Graduada em turismo, ela examinou a possibilidade de os produtores obterem o registro de Indicação Geográfica, concedido pelo Instituto Nacional da Propriedade Industrial (INPI) para produtos que refletem culturas ou modos de produção específicos. Os resultados de sua pesquisa foram publicados em julho na revista Cadernos de Prospecção.
“É possível melhorar os processos de produção com ajustes simples. Por exemplo, lavando o alambique com uma solução de suco de limão para reduzir o risco de contaminação por cobre”, observa Almeida. Outra sugestão é a instalação de equipamentos para a verificação do teor de álcool e outros componentes da bebida, criada por povos indígenas e chamada inicialmente cauim, que começou a ser destilada somente com a chegada dos colonizadores europeus.
Diferentemente da aguardente de cana-de-açúcar, elaborado com uma única espécie de levedura (Saccharomyces cerevisiae), a tiquira resulta da fermentação – a transformação das moléculas de glicose do amido da mandioca em álcool –por fungos e leveduras nativos, que crescem sobre a massa seca de mandioca (ver abaixo).
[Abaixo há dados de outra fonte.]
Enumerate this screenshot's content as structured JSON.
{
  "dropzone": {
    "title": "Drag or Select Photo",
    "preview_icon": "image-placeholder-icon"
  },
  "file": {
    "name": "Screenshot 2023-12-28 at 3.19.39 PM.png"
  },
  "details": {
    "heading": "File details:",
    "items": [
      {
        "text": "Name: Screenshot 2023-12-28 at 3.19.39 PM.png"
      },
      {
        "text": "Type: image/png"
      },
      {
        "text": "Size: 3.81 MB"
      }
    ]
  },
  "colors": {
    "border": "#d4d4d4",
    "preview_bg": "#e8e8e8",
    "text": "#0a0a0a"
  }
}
A diversidade de linhagens dos agentes responsáveis pela fermentação pode causar a perda parcial ou total da produção e modificar as características da bebida.
O químico do IFMA Francisco Albuquerque Bastos coletou, isolou e cultivou amostras do fungo Aspergillus niger, usado para produzir tiquira em alambiques de Urbano Santos. Em seu mestrado, concluído em 2013 na Universidade Federal do Maranhão (UFMA), ele usou-as para produzir a bebida, controlando a temperatura, a acidez e as proporções entre os ingredientes. Como resultado, reduziu o tempo de produção para 136 horas (quase seis dias), bem menos que os 20 dias do método artesanal, com teor alcoólico de 38,2%, dentro do permitido pela legislação, de 36% a 54% (o da cachaça varia de 38% a 48% e o da vodca de 36% a 54%). O ciclo poderia ser encurtado ainda mais, para 25 horas, com enzimas especializadas para transformar a glicose em álcool, resultando em um líquido transparente com 40,2% de teor alcoólico. Bastos também visitou os produtores em 2021 e 2022, com Almeida ou Nascimento.
Em seu mestrado na Universidade de Brasília (UnB), Igor Albuquerque de Souza, graduado em farmácia, usou o fungo Aspergillus oryzae – a mesma espécie utilizada há séculos para produzir saquê no Japão a partir do arroz –, para fermentar a mandioca. O processo, como o de Bastos, também durou de cinco a sete dias, com teor de álcool no limite do permitido (54%). Mas ainda havia problemas a serem resolvidos, como o teor de metanol, um tipo de álcool indesejável, que se concentra no início da destilação e estava acima do permitido pela legislação, como detalhado em um artigo de agosto de 2016 na Journal of Agricultural Science.
“Em nossa produção predomina o fungo Aspergillus”, observa o engenheiro- agrônomo João Paulo Rodrigues da Silva, responsável técnico da Cooperativa dos Produtores de Tiquira e Agricultores Familiares de Guaribas de Urbano Santos (Cooptaf Guaribas). A tiquira é produzida em um prédio construído com apoio da prefeitura de Urbano Santos, em funcionamento desde 2016, e está registrado no Ministério da Agricultura desde abril de 2022.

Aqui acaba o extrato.